At the end of #1, the young boy Quinn was running for his life, being pursued by Slog-Riders (mythical monsters who ride other mythical monsters) after losing both of his parents, his home, and everything he held dear—except his faithful dog. #2 picks up with a different storyline and a different set of characters. Teenaged Abigail and her annoyingly persistent friend Jon are out in the woods with some of the other local townspeople, trying to keep the town safe from monsters, which have of late been acting out of character, showing up where they shouldn’t be and frightening/attacking people. We saw an example of this in issue #1, as well.
The group comes across the burnt remains of Quinn’s family home and concludes that something unspeakably awful must have happened.

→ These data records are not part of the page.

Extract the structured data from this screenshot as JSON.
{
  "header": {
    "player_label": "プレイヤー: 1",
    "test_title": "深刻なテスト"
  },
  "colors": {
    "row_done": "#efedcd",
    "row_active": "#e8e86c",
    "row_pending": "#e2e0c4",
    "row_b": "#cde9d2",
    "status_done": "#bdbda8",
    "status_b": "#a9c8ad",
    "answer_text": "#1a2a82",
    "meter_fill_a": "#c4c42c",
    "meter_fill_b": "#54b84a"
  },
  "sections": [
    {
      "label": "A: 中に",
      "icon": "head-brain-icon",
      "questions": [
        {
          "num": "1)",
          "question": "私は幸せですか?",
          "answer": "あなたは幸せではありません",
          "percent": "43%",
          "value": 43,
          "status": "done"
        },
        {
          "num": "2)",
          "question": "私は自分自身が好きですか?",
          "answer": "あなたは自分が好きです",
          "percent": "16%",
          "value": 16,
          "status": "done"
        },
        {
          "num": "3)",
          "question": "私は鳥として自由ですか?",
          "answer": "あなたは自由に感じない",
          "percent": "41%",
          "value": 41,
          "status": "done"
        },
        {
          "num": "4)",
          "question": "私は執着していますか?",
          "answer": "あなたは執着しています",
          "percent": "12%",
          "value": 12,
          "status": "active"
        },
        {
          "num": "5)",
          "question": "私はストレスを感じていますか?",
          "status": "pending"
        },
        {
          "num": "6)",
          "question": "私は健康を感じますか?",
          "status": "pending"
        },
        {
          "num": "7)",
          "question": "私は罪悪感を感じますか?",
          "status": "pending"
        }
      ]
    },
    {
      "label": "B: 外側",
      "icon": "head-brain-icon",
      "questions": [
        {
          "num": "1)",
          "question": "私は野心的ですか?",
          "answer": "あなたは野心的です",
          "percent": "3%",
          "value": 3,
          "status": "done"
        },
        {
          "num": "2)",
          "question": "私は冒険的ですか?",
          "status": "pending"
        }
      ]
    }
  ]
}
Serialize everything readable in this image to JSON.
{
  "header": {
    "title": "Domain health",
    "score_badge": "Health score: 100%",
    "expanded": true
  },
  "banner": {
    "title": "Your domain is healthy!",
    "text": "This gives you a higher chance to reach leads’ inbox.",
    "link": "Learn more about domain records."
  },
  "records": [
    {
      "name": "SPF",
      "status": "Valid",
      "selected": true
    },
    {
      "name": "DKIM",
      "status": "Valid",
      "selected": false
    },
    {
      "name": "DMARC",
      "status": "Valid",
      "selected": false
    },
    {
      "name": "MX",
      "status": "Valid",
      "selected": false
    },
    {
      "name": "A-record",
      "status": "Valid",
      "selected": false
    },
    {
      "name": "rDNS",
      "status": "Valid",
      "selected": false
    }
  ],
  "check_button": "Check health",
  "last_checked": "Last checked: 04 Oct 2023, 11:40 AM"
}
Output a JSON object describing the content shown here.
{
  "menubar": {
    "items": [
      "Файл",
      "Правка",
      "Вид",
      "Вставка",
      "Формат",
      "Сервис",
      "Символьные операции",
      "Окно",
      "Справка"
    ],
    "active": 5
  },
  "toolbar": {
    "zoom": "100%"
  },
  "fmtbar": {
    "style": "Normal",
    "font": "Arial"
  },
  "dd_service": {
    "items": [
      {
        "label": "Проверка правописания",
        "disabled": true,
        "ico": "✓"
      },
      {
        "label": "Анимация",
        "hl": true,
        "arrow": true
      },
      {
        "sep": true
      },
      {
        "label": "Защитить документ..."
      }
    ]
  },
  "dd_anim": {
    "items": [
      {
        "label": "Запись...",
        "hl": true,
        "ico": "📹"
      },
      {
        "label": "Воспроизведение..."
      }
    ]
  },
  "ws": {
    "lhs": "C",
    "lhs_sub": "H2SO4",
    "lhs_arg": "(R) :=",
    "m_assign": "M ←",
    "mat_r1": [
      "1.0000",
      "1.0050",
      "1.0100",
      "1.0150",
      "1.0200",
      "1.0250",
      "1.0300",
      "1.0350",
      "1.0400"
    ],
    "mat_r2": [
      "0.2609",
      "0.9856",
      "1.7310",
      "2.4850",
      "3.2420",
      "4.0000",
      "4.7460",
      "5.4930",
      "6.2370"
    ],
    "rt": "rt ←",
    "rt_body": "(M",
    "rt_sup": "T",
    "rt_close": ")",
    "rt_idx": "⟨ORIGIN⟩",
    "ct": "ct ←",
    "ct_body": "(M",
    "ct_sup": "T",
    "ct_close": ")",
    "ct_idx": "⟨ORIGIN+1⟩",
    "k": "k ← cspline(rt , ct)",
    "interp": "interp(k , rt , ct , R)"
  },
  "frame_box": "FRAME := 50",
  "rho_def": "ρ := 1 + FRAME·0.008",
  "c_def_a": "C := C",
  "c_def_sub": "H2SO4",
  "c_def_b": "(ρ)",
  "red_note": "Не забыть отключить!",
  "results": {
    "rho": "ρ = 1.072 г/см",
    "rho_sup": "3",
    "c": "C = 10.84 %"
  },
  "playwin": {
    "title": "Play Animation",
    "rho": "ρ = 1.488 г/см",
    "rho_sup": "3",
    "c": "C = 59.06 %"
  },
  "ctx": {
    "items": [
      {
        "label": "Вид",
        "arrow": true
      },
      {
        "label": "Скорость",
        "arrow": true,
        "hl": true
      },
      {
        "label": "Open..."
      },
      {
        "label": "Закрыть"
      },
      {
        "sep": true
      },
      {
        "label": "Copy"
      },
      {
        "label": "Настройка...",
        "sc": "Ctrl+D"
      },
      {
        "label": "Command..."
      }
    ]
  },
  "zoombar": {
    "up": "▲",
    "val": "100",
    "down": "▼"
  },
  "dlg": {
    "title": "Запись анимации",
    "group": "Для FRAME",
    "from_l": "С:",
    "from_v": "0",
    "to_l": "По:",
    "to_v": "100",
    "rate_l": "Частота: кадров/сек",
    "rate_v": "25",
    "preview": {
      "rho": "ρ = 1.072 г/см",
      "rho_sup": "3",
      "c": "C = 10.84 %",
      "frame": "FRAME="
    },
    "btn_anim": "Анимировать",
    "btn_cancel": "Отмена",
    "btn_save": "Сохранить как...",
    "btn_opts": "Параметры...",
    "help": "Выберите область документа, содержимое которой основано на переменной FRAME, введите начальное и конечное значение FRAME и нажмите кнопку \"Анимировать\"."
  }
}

So, Abigail, an expert tracker, tries to piece together the events, and we see Quinn’s flight from the Slog-Riders unfold as she follows the tracks.
It’s not a new storytelling technique, of course, but it’s something different from the norm, and it can be interesting and effective if done well—and Skyward #2 does it well. It makes the story compelling even without the epic scale of the first issue—perhaps even more compelling in its own way.
The artwork is good—colorful and interesting—and has a bit of a “children’s cartoon” vibe to it, which, considering that it’s a children’s comic, is probably a good thing. Children should enjoy this, and adults probably will, too. It leaves us looking forward to the next issue.
Skyward #1 was a bit on the formulaic side as far as story went, but had great action. Skyward #2 goes smaller on the action, but has a better story, and tells it better. Hopefully, Skyward #3 will find a good balance of both.